A China já domina praticamente todo o mercado global de robôs humanoides, mas as máquinas ainda estão longe de alcançar a produtividade de trabalhadores humanos.
Em um centro de treinamento no sul do país visitado pela Reuters, humanoides conseguiam executar tarefas simples a apenas 20% da velocidade ou da produtividade de uma pessoa – na prática, um ritmo cinco vezes menor.
A constatação faz parte de uma investigação da agência sobre a corrida chinesa para liderar o mercado de robôs com inteligência artificial incorporada ao mundo físico.
A Reuters analisou centenas de documentos empresariais e quase 1 mil contratos públicos, visitou fábricas e centros de treinamento e ouviu 40 executivos, pesquisadores e investidores.
O levantamento aponta uma distância crescente entre a capacidade industrial criada pelo país e o desempenho real dos robôs.
Embora fabricantes chineses tenham respondido por 95% dos cerca de 20 mil humanoides enviados ao mercado mundial em 2025, segundo o BofA Global Research, as máquinas ainda apresentam dificuldades de destreza, confiabilidade e adaptação a situações fora das rotinas para as quais foram treinadas.

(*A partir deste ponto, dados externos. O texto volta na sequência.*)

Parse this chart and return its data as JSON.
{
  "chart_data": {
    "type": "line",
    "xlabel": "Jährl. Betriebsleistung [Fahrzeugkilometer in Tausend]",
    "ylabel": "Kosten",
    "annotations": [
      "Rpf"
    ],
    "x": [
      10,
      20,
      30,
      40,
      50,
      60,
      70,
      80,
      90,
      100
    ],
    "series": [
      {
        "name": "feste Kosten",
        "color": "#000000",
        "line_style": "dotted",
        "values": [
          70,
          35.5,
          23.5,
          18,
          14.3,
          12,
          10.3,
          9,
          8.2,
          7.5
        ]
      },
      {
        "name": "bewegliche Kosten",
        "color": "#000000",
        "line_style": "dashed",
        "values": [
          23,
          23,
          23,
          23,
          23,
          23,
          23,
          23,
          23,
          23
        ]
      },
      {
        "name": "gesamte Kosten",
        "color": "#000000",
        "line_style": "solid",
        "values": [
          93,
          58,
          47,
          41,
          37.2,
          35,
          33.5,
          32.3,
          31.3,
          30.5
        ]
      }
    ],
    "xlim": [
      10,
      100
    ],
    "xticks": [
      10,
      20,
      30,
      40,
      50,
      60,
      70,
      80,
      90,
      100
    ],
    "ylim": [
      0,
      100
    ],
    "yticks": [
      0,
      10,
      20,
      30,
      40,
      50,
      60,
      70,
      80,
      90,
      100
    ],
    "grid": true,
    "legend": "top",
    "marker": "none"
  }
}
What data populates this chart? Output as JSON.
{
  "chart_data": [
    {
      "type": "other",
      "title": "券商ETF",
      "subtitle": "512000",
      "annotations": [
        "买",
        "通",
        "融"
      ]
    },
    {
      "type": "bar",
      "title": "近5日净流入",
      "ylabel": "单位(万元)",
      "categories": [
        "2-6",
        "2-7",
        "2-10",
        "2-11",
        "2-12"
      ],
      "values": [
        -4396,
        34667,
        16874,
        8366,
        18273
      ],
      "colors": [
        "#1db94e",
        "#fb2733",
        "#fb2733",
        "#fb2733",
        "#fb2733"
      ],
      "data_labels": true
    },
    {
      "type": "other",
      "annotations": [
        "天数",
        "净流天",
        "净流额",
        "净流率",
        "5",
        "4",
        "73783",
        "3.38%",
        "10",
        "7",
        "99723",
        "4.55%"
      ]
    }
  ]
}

Robô humanoide da Figure trabalhando em fábrica
Reprodução\X
No centro de treinamento de Liuzhou, por exemplo, mais de 100 humanoides aprendem atividades como separar caixas, embalar macarrão e preparar café.
Um funcionário disse à Reuters que um treinador iniciante pode precisar de 300 tentativas para obter um único movimento aproveitável de um robô; mesmo um profissional experiente pode precisar de cerca de 50.
US$ 230 milhões em compras públicas
O avanço da indústria é impulsionado por uma combinação de subsídios, compras governamentais e investimentos em capacidade produtiva.
Somente no primeiro semestre de 2026, governos nacionais, provinciais e municipais chineses gastaram pelo menos US$ 230 milhões na compra de humanoides, sistemas de treinamento e equipamentos relacionados.
O valor representa uma forte alta em relação aos US$ 62 milhões do mesmo período de 2025 e aos US$ 6 milhões registrados dois anos antes.
A China já conta com mais de 150 empresas de robôs humanoides, segundo a agência.
O número supera até a quantidade de marcas chinesas de veículos elétricos.
A estratégia repete uma fórmula usada anteriormente pelo país em setores como carros elétricos e painéis solares: subsidiar uma indústria considerada estratégica, criar capacidade produtiva em larga escala e estimular uma competição intensa para reduzir custos.
Robô humanoide chinês executa movimentos de balé
Reprodução/YouTube UBTECH
A diferença é que, nesses casos, as tecnologias já estavam relativamente maduras.
Os humanoides ainda enfrentam problemas básicos que limitam sua adoção comercial.
“O QI dos robôs é baixo demais”, afirmou Tang Wenbin, cofundador e CEO da startup de robótica Yuanli Lingji, durante um painel do setor em março.
“Muito do que vemos é dança disfarçada de trabalho.”
O gargalo está no cérebro
Apesar dos avanços mecânicos, o principal desafio agora está na inteligência dos humanoides.
Diferentemente de chatbots, treinados principalmente com grandes volumes de texto, robôs precisam interpretar imagens e transformar essa informação em movimentos físicos precisos, como segurar um objeto, encaixar um cabo ou aplicar a força adequada em um parafuso.
Esses sistemas, conhecidos como modelos de visão-linguagem-ação, ainda têm dificuldade para lidar com pequenas mudanças no ambiente.
Um robô treinado para realizar uma tarefa em determinada bancada pode falhar quando muda a iluminação, a posição de um objeto ou até o material da superfície.
“O problema passa dos últimos 10 centímetros para o último centímetro e até para o último milímetro”, disse Jia Baoxiong, pesquisador do Beijing Institute for General Artificial Intelligence.
Segundo estimativas do setor citadas pelo analista Poe Zhao, os fabricantes possuem atualmente cerca de 500 mil horas de dados de treinamento de alta qualidade, mas seriam necessárias aproximadamente 100 milhões de horas para que robôs desenvolvessem uma inteligência física realmente ampla.
Ainda assim, a escala chinesa pode dar ao país uma vantagem importante.
O governo espera que fabricantes locais produzam mais de 100 mil humanoides em 2026.
O BofA Global Research projeta que as vendas globais possam chegar a 1,2 milhão de unidades por ano até 2030.